Malaysia Airlines’ boss defends airline, cites good performance after negative reports

The national carrier was given the Best Airline in Asia Award by the International Council of Pacific Area Travel Writers Association (Patwa).

PETALING JAYA: Malaysia Airlines Bhd’s (MAB) Group CEO Captain Izham Ismail today defended the airline against the negative reports surrounding the national carrier, citing its past and recent achievements and insisting the brand is still relevant.

In an internal circular addressed to all employees, Izham acknowledged that despite a “very challenging 2018”, MAB “managed to score substantial wins across the board”.

This included an increase in its customer satisfaction index and achieving solid operational stability last year.

Izham also pointed out that a recent audit by the International Air Transport Association (IATA) Operational Safety Audit recorded only four findings this year, compared with 110 in 2017. This, he said, was a “remarkable turnaround” which the airline should be very proud of.

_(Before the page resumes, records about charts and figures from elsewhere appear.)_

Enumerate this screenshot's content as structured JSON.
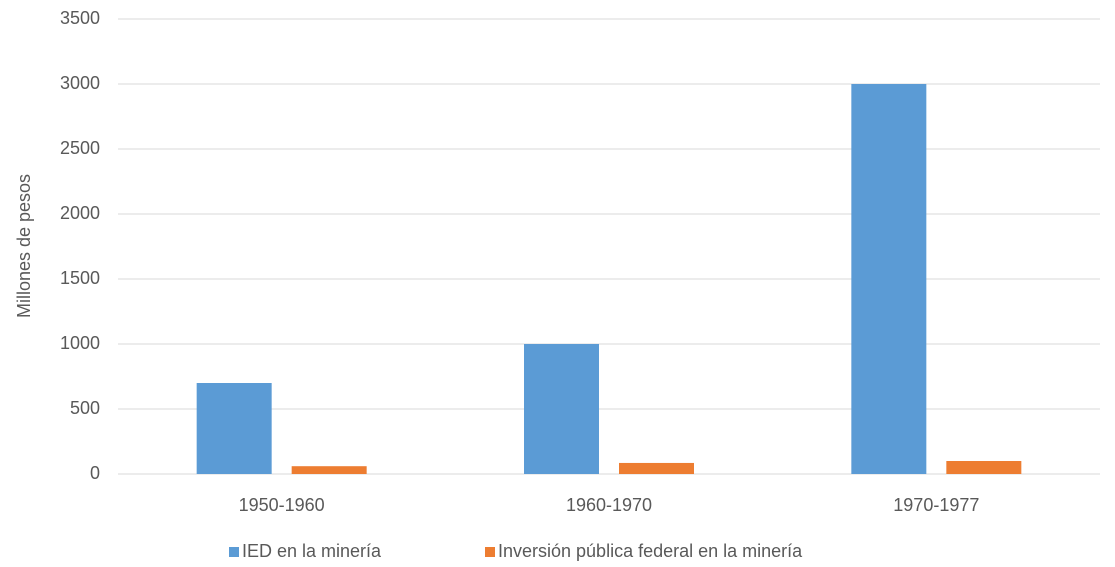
{
  "chart_data": {
    "type": "bar",
    "y_label": "Millones de pesos",
    "categories": [
      "1950-1960",
      "1960-1970",
      "1970-1977"
    ],
    "series": [
      {
        "name": "IED en la minería",
        "color": "#5b9bd5",
        "values": [
          700,
          1000,
          3000
        ]
      },
      {
        "name": "Inversión pública federal en la minería",
        "color": "#ed7d31",
        "values": [
          60,
          85,
          100
        ]
      }
    ],
    "ylim": [
      0,
      3500
    ],
    "yticks": [
      0,
      500,
      1000,
      1500,
      2000,
      2500,
      3000,
      3500
    ],
    "grid": true,
    "legend": "bottom"
  }
}
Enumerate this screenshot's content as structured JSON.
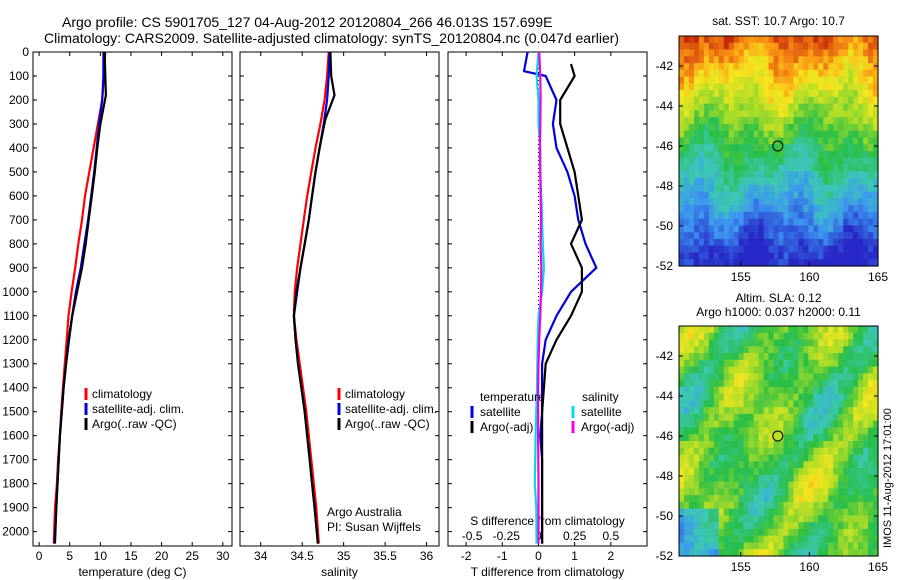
{
  "header": {
    "line1": "Argo profile: CS 5901705_127 04-Aug-2012 20120804_266 46.013S 157.699E",
    "line2": "Climatology: CARS2009. Satellite-adjusted climatology: synTS_20120804.nc (0.047d earlier)"
  },
  "stamp": "IMOS 11-Aug-2012 17:01:00",
  "chart_data": [
    {
      "type": "line",
      "panel": "temperature",
      "xlabel": "temperature (deg C)",
      "ylabel": "",
      "xlim": [
        -1,
        31.5
      ],
      "ylim": [
        2060,
        0
      ],
      "xticks": [
        0,
        5,
        10,
        15,
        20,
        25,
        30
      ],
      "yticks": [
        0,
        100,
        200,
        300,
        400,
        500,
        600,
        700,
        800,
        900,
        1000,
        1100,
        1200,
        1300,
        1400,
        1500,
        1600,
        1700,
        1800,
        1900,
        2000
      ],
      "legend": [
        "climatology",
        "satellite-adj. clim.",
        "Argo(..raw -QC)"
      ],
      "legend_position": "center",
      "series": [
        {
          "name": "climatology",
          "color": "#ff0000",
          "points": [
            [
              10.8,
              0
            ],
            [
              10.6,
              100
            ],
            [
              10.3,
              200
            ],
            [
              9.6,
              300
            ],
            [
              8.9,
              400
            ],
            [
              8.2,
              500
            ],
            [
              7.5,
              600
            ],
            [
              7.0,
              700
            ],
            [
              6.4,
              800
            ],
            [
              5.9,
              900
            ],
            [
              5.3,
              1000
            ],
            [
              4.8,
              1100
            ],
            [
              4.5,
              1200
            ],
            [
              4.2,
              1300
            ],
            [
              3.9,
              1400
            ],
            [
              3.6,
              1500
            ],
            [
              3.4,
              1600
            ],
            [
              3.1,
              1700
            ],
            [
              2.9,
              1800
            ],
            [
              2.6,
              1900
            ],
            [
              2.4,
              2050
            ]
          ]
        },
        {
          "name": "satellite-adj. clim.",
          "color": "#0000dd",
          "points": [
            [
              10.5,
              0
            ],
            [
              10.5,
              100
            ],
            [
              10.3,
              200
            ],
            [
              9.8,
              300
            ],
            [
              9.4,
              400
            ],
            [
              9.0,
              500
            ],
            [
              8.5,
              600
            ],
            [
              8.0,
              700
            ],
            [
              7.4,
              800
            ],
            [
              6.8,
              900
            ],
            [
              6.0,
              1000
            ],
            [
              5.4,
              1100
            ],
            [
              4.9,
              1200
            ],
            [
              4.4,
              1300
            ],
            [
              4.0,
              1400
            ],
            [
              3.7,
              1500
            ],
            [
              3.4,
              1600
            ],
            [
              3.2,
              1700
            ],
            [
              3.0,
              1800
            ],
            [
              2.8,
              1900
            ],
            [
              2.5,
              2050
            ]
          ]
        },
        {
          "name": "Argo(..raw -QC)",
          "color": "#000000",
          "points": [
            [
              10.7,
              0
            ],
            [
              10.8,
              100
            ],
            [
              10.9,
              180
            ],
            [
              10.0,
              300
            ],
            [
              9.5,
              400
            ],
            [
              9.1,
              500
            ],
            [
              8.6,
              600
            ],
            [
              8.1,
              700
            ],
            [
              7.6,
              800
            ],
            [
              7.0,
              900
            ],
            [
              6.2,
              1000
            ],
            [
              5.4,
              1100
            ],
            [
              4.8,
              1200
            ],
            [
              4.4,
              1300
            ],
            [
              4.0,
              1400
            ],
            [
              3.7,
              1500
            ],
            [
              3.4,
              1600
            ],
            [
              3.2,
              1700
            ],
            [
              3.0,
              1800
            ],
            [
              2.8,
              1900
            ],
            [
              2.6,
              2050
            ]
          ]
        }
      ]
    },
    {
      "type": "line",
      "panel": "salinity",
      "xlabel": "salinity",
      "ylabel": "",
      "xlim": [
        33.75,
        36.15
      ],
      "ylim": [
        2060,
        0
      ],
      "xticks": [
        34,
        34.5,
        35,
        35.5,
        36
      ],
      "legend": [
        "climatology",
        "satellite-adj. clim.",
        "Argo(..raw -QC)"
      ],
      "legend_position": "center",
      "annotation": [
        "Argo Australia",
        "PI: Susan Wijffels"
      ],
      "series": [
        {
          "name": "climatology",
          "color": "#ff0000",
          "points": [
            [
              34.82,
              0
            ],
            [
              34.8,
              100
            ],
            [
              34.77,
              200
            ],
            [
              34.72,
              300
            ],
            [
              34.66,
              400
            ],
            [
              34.61,
              500
            ],
            [
              34.56,
              600
            ],
            [
              34.52,
              700
            ],
            [
              34.48,
              800
            ],
            [
              34.44,
              900
            ],
            [
              34.41,
              1000
            ],
            [
              34.4,
              1100
            ],
            [
              34.43,
              1200
            ],
            [
              34.47,
              1300
            ],
            [
              34.51,
              1400
            ],
            [
              34.55,
              1500
            ],
            [
              34.58,
              1600
            ],
            [
              34.61,
              1700
            ],
            [
              34.64,
              1800
            ],
            [
              34.67,
              1900
            ],
            [
              34.7,
              2050
            ]
          ]
        },
        {
          "name": "satellite-adj. clim.",
          "color": "#0000dd",
          "points": [
            [
              34.83,
              0
            ],
            [
              34.82,
              100
            ],
            [
              34.8,
              200
            ],
            [
              34.76,
              300
            ],
            [
              34.71,
              400
            ],
            [
              34.66,
              500
            ],
            [
              34.62,
              600
            ],
            [
              34.58,
              700
            ],
            [
              34.53,
              800
            ],
            [
              34.48,
              900
            ],
            [
              34.44,
              1000
            ],
            [
              34.4,
              1100
            ],
            [
              34.42,
              1200
            ],
            [
              34.45,
              1300
            ],
            [
              34.49,
              1400
            ],
            [
              34.53,
              1500
            ],
            [
              34.56,
              1600
            ],
            [
              34.59,
              1700
            ],
            [
              34.62,
              1800
            ],
            [
              34.65,
              1900
            ],
            [
              34.69,
              2050
            ]
          ]
        },
        {
          "name": "Argo(..raw -QC)",
          "color": "#000000",
          "points": [
            [
              34.84,
              0
            ],
            [
              34.85,
              100
            ],
            [
              34.89,
              180
            ],
            [
              34.78,
              280
            ],
            [
              34.71,
              400
            ],
            [
              34.66,
              500
            ],
            [
              34.62,
              600
            ],
            [
              34.58,
              700
            ],
            [
              34.53,
              800
            ],
            [
              34.48,
              900
            ],
            [
              34.43,
              1000
            ],
            [
              34.4,
              1100
            ],
            [
              34.42,
              1200
            ],
            [
              34.45,
              1300
            ],
            [
              34.49,
              1400
            ],
            [
              34.53,
              1500
            ],
            [
              34.56,
              1600
            ],
            [
              34.59,
              1700
            ],
            [
              34.62,
              1800
            ],
            [
              34.65,
              1900
            ],
            [
              34.69,
              2050
            ]
          ]
        }
      ]
    },
    {
      "type": "line",
      "panel": "difference",
      "xlabel": "T difference from climatology",
      "xlabel_top": "S difference from climatology",
      "xlim": [
        -2.5,
        3
      ],
      "ylim": [
        2060,
        0
      ],
      "xticks": [
        -2,
        -1,
        0,
        1,
        2
      ],
      "xticks_s": [
        "-0.5",
        "-0.25",
        "0",
        "0.25",
        "0.5"
      ],
      "legend_headers": [
        "temperature",
        "salinity"
      ],
      "legend": [
        "satellite",
        "Argo(-adj)",
        "satellite",
        "Argo(-adj)"
      ],
      "legend_position": "center",
      "series": [
        {
          "name": "temperature satellite",
          "color": "#0000dd",
          "points": [
            [
              -0.3,
              0
            ],
            [
              -0.4,
              80
            ],
            [
              0.2,
              100
            ],
            [
              0.5,
              200
            ],
            [
              0.4,
              300
            ],
            [
              0.5,
              400
            ],
            [
              0.8,
              500
            ],
            [
              1.0,
              600
            ],
            [
              1.1,
              700
            ],
            [
              1.3,
              800
            ],
            [
              1.6,
              900
            ],
            [
              0.9,
              1000
            ],
            [
              0.5,
              1100
            ],
            [
              0.2,
              1200
            ],
            [
              0.1,
              1300
            ],
            [
              0.1,
              1400
            ],
            [
              0.1,
              1500
            ],
            [
              0.05,
              1600
            ],
            [
              0.1,
              1700
            ],
            [
              0.1,
              1800
            ],
            [
              0.1,
              1900
            ],
            [
              0.1,
              2050
            ]
          ]
        },
        {
          "name": "temperature Argo(-adj)",
          "color": "#000000",
          "points": [
            [
              0.9,
              50
            ],
            [
              1.0,
              100
            ],
            [
              0.6,
              200
            ],
            [
              0.6,
              300
            ],
            [
              1.0,
              500
            ],
            [
              1.1,
              600
            ],
            [
              1.2,
              700
            ],
            [
              0.9,
              800
            ],
            [
              1.2,
              900
            ],
            [
              1.2,
              1000
            ],
            [
              0.9,
              1100
            ],
            [
              0.5,
              1200
            ],
            [
              0.2,
              1300
            ],
            [
              0.15,
              1400
            ],
            [
              0.1,
              1500
            ],
            [
              0.1,
              1600
            ],
            [
              0.1,
              1700
            ],
            [
              0.1,
              1800
            ],
            [
              0.1,
              1900
            ],
            [
              0.1,
              2050
            ]
          ]
        },
        {
          "name": "salinity satellite",
          "color": "#00dddd",
          "points": [
            [
              0.0,
              0
            ],
            [
              -0.05,
              100
            ],
            [
              0.0,
              200
            ],
            [
              0.0,
              300
            ],
            [
              0.05,
              400
            ],
            [
              0.05,
              500
            ],
            [
              0.08,
              600
            ],
            [
              0.1,
              700
            ],
            [
              0.12,
              800
            ],
            [
              0.15,
              900
            ],
            [
              0.1,
              1000
            ],
            [
              0.0,
              1100
            ],
            [
              -0.02,
              1200
            ],
            [
              -0.04,
              1400
            ],
            [
              -0.08,
              1600
            ],
            [
              -0.1,
              1800
            ],
            [
              -0.06,
              1900
            ],
            [
              -0.05,
              2050
            ]
          ]
        },
        {
          "name": "salinity Argo(-adj)",
          "color": "#ee00ee",
          "points": [
            [
              0.02,
              0
            ],
            [
              0.05,
              100
            ],
            [
              0.06,
              200
            ],
            [
              0.05,
              300
            ],
            [
              0.04,
              400
            ],
            [
              0.05,
              500
            ],
            [
              0.06,
              600
            ],
            [
              0.07,
              700
            ],
            [
              0.06,
              800
            ],
            [
              0.08,
              900
            ],
            [
              0.07,
              1000
            ],
            [
              0.05,
              1100
            ],
            [
              0.02,
              1200
            ],
            [
              0.0,
              1300
            ],
            [
              -0.01,
              1400
            ],
            [
              -0.01,
              1600
            ],
            [
              0.0,
              1800
            ],
            [
              0.0,
              2050
            ]
          ]
        }
      ]
    },
    {
      "type": "heatmap",
      "panel": "sst_map",
      "title": "sat. SST: 10.7  Argo: 10.7",
      "xlim": [
        150.5,
        165
      ],
      "ylim": [
        -52,
        -40.5
      ],
      "xticks": [
        155,
        160,
        165
      ],
      "yticks": [
        -42,
        -44,
        -46,
        -48,
        -50,
        -52
      ],
      "marker": {
        "lon": 157.7,
        "lat": -46.0
      }
    },
    {
      "type": "heatmap",
      "panel": "sla_map",
      "title": "Altim. SLA: 0.12",
      "subtitle": "Argo h1000: 0.037 h2000: 0.11",
      "xlim": [
        150.5,
        165
      ],
      "ylim": [
        -52,
        -40.5
      ],
      "xticks": [
        155,
        160,
        165
      ],
      "yticks": [
        -42,
        -44,
        -46,
        -48,
        -50,
        -52
      ],
      "marker": {
        "lon": 157.7,
        "lat": -46.0
      }
    }
  ]
}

The national carrier, he added, was given the Best Airline in Asia Award by the International Council of Pacific Area Travel Writers Association (Patwa), reputed to be one of the most coveted awards in the travel industry.

“Who are the outsiders to say that we have not done any good for the country?” the circular, which is making its rounds on WhatsApp, read.

FMT has since confirmed the authenticity of the circular.

Recently, the New Straits Times quoted an aviation analyst as saying MAB’s days may be numbered and said the carrier ought to be shut down as there was no economic or financial rationale in maintaining it in its current condition.

Izham went on to remind MAB employees that they have embarked on a plan in September to remodel the business.

He also said that he had briefed Prime Minister and Khazanah chairman Dr Mahathir Mohamad on the situation and that the latter acknowledged the challenges faced by the airline.

Mahathir, he claimed, stated that Malaysia Airlines is an instrument of policy and that the country needs this national airline.

Izham also said that the Malaysia Airlines brand is still very relevant despite what others may say and that the company had data to back its claim.

“Yes, there are people out there who don’t believe that we will pull it off.

“All I can say is, more than ever, this is the time we need to be united and work towards one goal, giving your best to Malaysia Airlines.”